To me it sounds like you have agreed to have a time out. For her to collect her thoughts. For you to do the same. You have chosen to do some of it in this thread. That's fine.
To me it sounds like you have also agreed to "Open Marriage for a while" to determine if she is happier in marriage as a hinge. And you can determine if you can be happier in marriage to her as a "V arm" person. Fair enough. You guys agreed to this.
To me, you do not sound like you want to date yourself. Maybe you want to see if you can be happy as a monoamorous V arm? Is that what you want to try to find out?
You did ID some other areas you could work on in this Experiment Time.
- Distracted, depressed, not as present in the marriage as you could have been in the past, etc.
I'm not hearing when the "Opening Experiment" is supposed to check in. Is this with the new poly friendly counselor appointments each month? And do this for a year and final result is THEN? For deciding to give the experiment more time, end the experiment and continue as a polyship, end experiment to Close the Marriage back up, or to end the experiment and end the marriage?
I'm also not hearing what you guys are supposed to be measuring for behaviors will be done/not done during this Experiment Time -- to improve yourselves, and to improve the marriage. Was it JUST to Open? If so, you opened. Can we call it a "successful marriage" then? Prob not.
You are going to feel a lot of things on the journey -- possibly work through some ugh feelings in the transition before arriving at a place of stability where you can take stock of your feelings then. Are you both aware of that and willing to get there? Nobody likes the added "ugh" of "Is my partner going to BAIL on me?!" Perhaps that could be alleviated by giving a time limit for monthly check ins and final result of the Opening Experiment a year out from finding a counselor to work with. (Just throwing out numbers for sake of discussion. You determermine your marriage needs with the wife who is actually in the marriage with you.)

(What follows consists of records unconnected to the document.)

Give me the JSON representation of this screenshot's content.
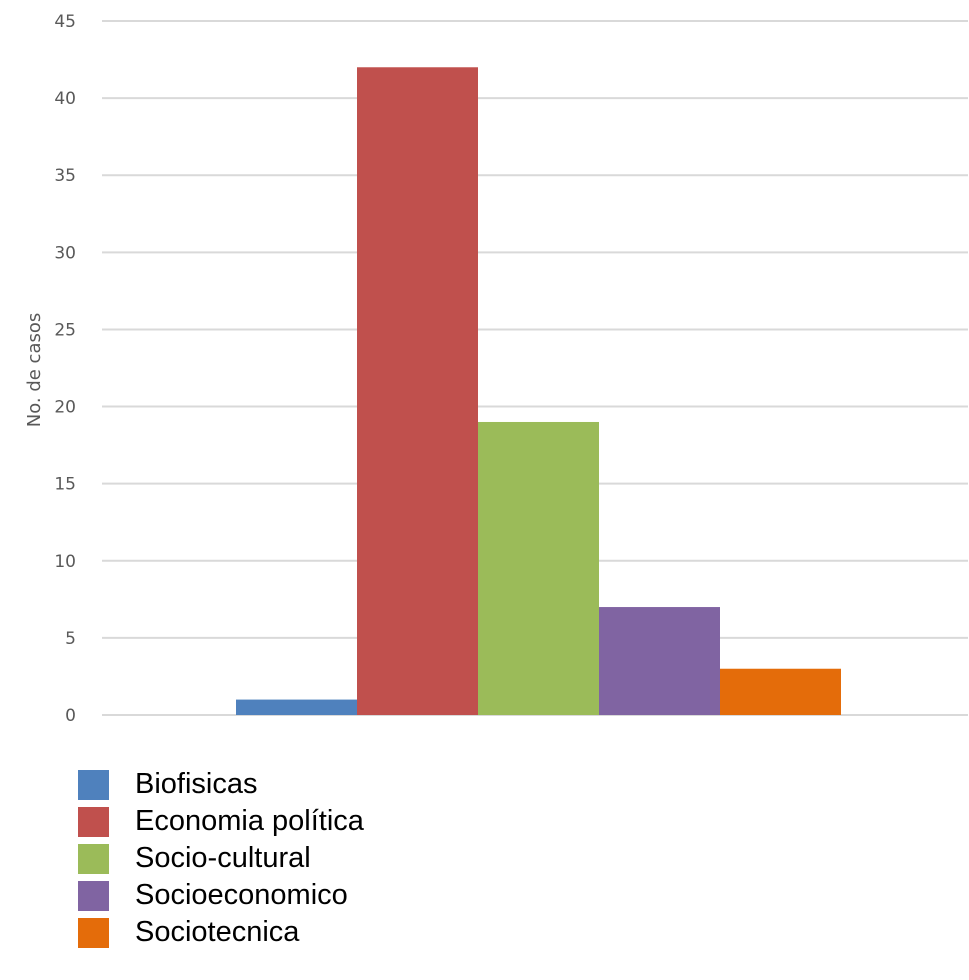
{
  "chart_data": {
    "type": "bar",
    "title": "",
    "xlabel": "",
    "ylabel": "No. de casos",
    "ylim": [
      0,
      45
    ],
    "yticks": [
      0,
      5,
      10,
      15,
      20,
      25,
      30,
      35,
      40,
      45
    ],
    "grid": true,
    "legend_position": "bottom-left",
    "categories": [
      ""
    ],
    "series": [
      {
        "name": "Biofisicas",
        "values": [
          1
        ],
        "color": "#4F81BD"
      },
      {
        "name": "Economia política",
        "values": [
          42
        ],
        "color": "#C0504D"
      },
      {
        "name": "Socio-cultural",
        "values": [
          19
        ],
        "color": "#9BBB59"
      },
      {
        "name": "Socioeconomico",
        "values": [
          7
        ],
        "color": "#8064A2"
      },
      {
        "name": "Sociotecnica",
        "values": [
          3
        ],
        "color": "#E46C0A"
      }
    ]
  }
}
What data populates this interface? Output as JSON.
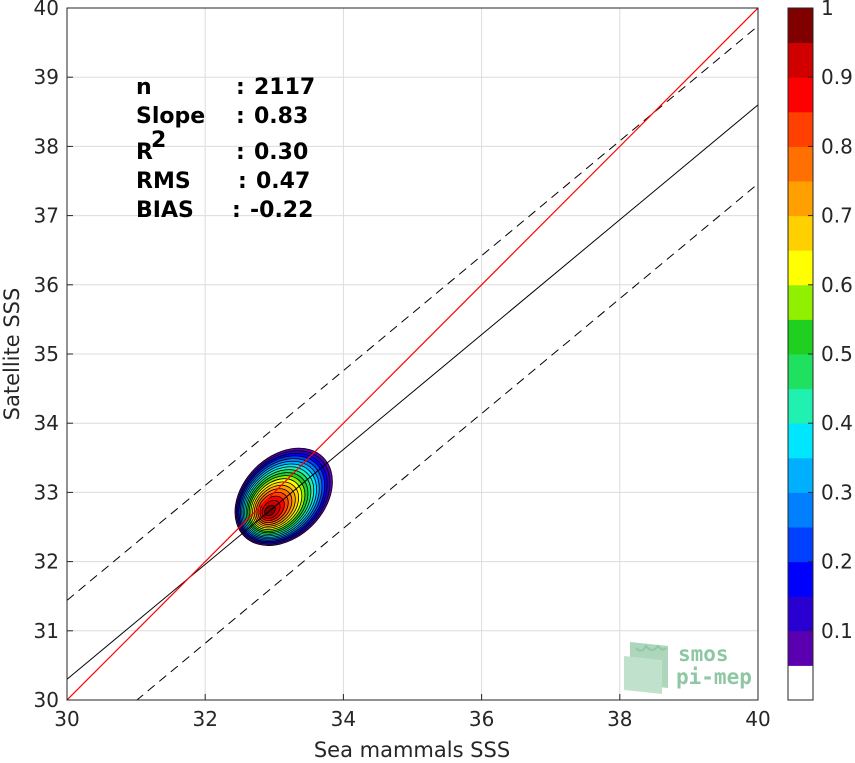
{
  "chart_data": {
    "type": "density-contour",
    "xlabel": "Sea mammals SSS",
    "ylabel": "Satellite SSS",
    "xlim": [
      30,
      40
    ],
    "ylim": [
      30,
      40
    ],
    "x_ticks": [
      "30",
      "32",
      "34",
      "36",
      "38",
      "40"
    ],
    "y_ticks": [
      "30",
      "31",
      "32",
      "33",
      "34",
      "35",
      "36",
      "37",
      "38",
      "39",
      "40"
    ],
    "grid": true,
    "stats": [
      {
        "label": "n",
        "sep": ": ",
        "value": "2117",
        "sup": ""
      },
      {
        "label": "Slope",
        "sep": ": ",
        "value": "0.83",
        "sup": ""
      },
      {
        "label": "R",
        "sup": "2",
        "sep": ": ",
        "value": "0.30"
      },
      {
        "label": "RMS",
        "sep": ": ",
        "value": "0.47",
        "sup": ""
      },
      {
        "label": "BIAS",
        "sep": ": ",
        "value": "-0.22",
        "sup": ""
      }
    ],
    "reference_line": {
      "slope": 1,
      "intercept": 0,
      "color": "#ff0000"
    },
    "fit_line": {
      "slope": 0.83,
      "intercept": 5.4,
      "color": "#000000"
    },
    "envelope_lines": [
      {
        "slope": 0.83,
        "intercept": 6.54,
        "style": "dashed"
      },
      {
        "slope": 0.83,
        "intercept": 4.26,
        "style": "dashed"
      }
    ],
    "density_peak": {
      "x": 33.0,
      "y": 32.8
    },
    "contour_levels": [
      0.05,
      0.1,
      0.15,
      0.2,
      0.25,
      0.3,
      0.35,
      0.4,
      0.45,
      0.5,
      0.55,
      0.6,
      0.65,
      0.7,
      0.75,
      0.8,
      0.85,
      0.9,
      0.95
    ],
    "colorbar": {
      "min": 0,
      "max": 1,
      "tick_labels": [
        "0.1",
        "0.2",
        "0.3",
        "0.4",
        "0.5",
        "0.6",
        "0.7",
        "0.8",
        "0.9",
        "1"
      ],
      "colors": [
        "#ffffff",
        "#5b00b0",
        "#2a00d0",
        "#0000ff",
        "#0040ff",
        "#0080ff",
        "#00b0ff",
        "#00e6ff",
        "#20f0b0",
        "#20e060",
        "#20d020",
        "#90f000",
        "#ffff00",
        "#ffd000",
        "#ffa000",
        "#ff7000",
        "#ff4000",
        "#ff0000",
        "#d00000",
        "#800000"
      ]
    }
  },
  "logo": {
    "line1": "smos",
    "line2": "pi-mep"
  }
}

Could ask your counselor for help in identifying your wants, needs, and limits for yourself, and wants, needs, and limits for the marriage and what "successful V shape marriage" means for you as a "V arm" person in the arrangement. What that means for her as the "hinge person" -- then get this written out for your agreements so you can hold yourselves and each other accountable. If you have something to look at it is much easier to ask yourself "Am I doing all the things I'm supposed to be doing? Is she?" You each plan to hold up your end of the deal right? So what's the deal you are holding? Can you look at it?
She knows you have this thread. She has asked for space to sort herself out.
Does that mean...
- She wants to have privacy with her own thoughts and does not want to share them with you right now and disclose for a while? How long?
- She wants to be free of hearing YOUR thoughts and she does not want to hear you disclose for a while? How long?
- Both those things?
If for a short time to cool off and get it together -- understandable.
If for a long time? The risk is growing emotional distance and detachment between you because of lack of disclosure = lack of emotional intimacy.
Could ask in counseling for the clarify there and what the limit is there that she suggests.
If she wants space for 30 days to collect herself before she recommits to working on closing gaps in the marriage so it can improve -- you might find that reasonable to endure, you willing to participate like that, and could use your thread to collect your thoughts and record your journey for later disclosure. Practice how you communicate with others if that is an area you want to work in.
If she wants space for 30 years to collect herself before she recommits to working on closing gaps in the marriage so it can improve, you may find that objectionable and not something you are willing to participate in.
Mostly -- I see you as still as the sorting yourself out place. There's a lot of questions that don't yet have answers. But that sounds normal for the stage you are at. The very beginning! Maybe you just want to collect questions -- flag and tag, but not worry about answers just yet. Get the lay of the land, so to speak. What territory you may have to cover with the wife and counselor.
So could keep on sorting so things can get clearer for you in time and hang in there. Take it one thing at a time and pace yourself. You sound like you want to be in your marriage and try to get back into right relationship with your wife, so give yourself credit there.
You are responsible for 50% of the effort in the marriage so... could hold up your end of the responsibility stick. Be present and accountable. Be taking stock right now of your situatuation. Not making plans, just... taking stock. Collect yourself.
Maybe that attitude could help you in this stage of the journey right now?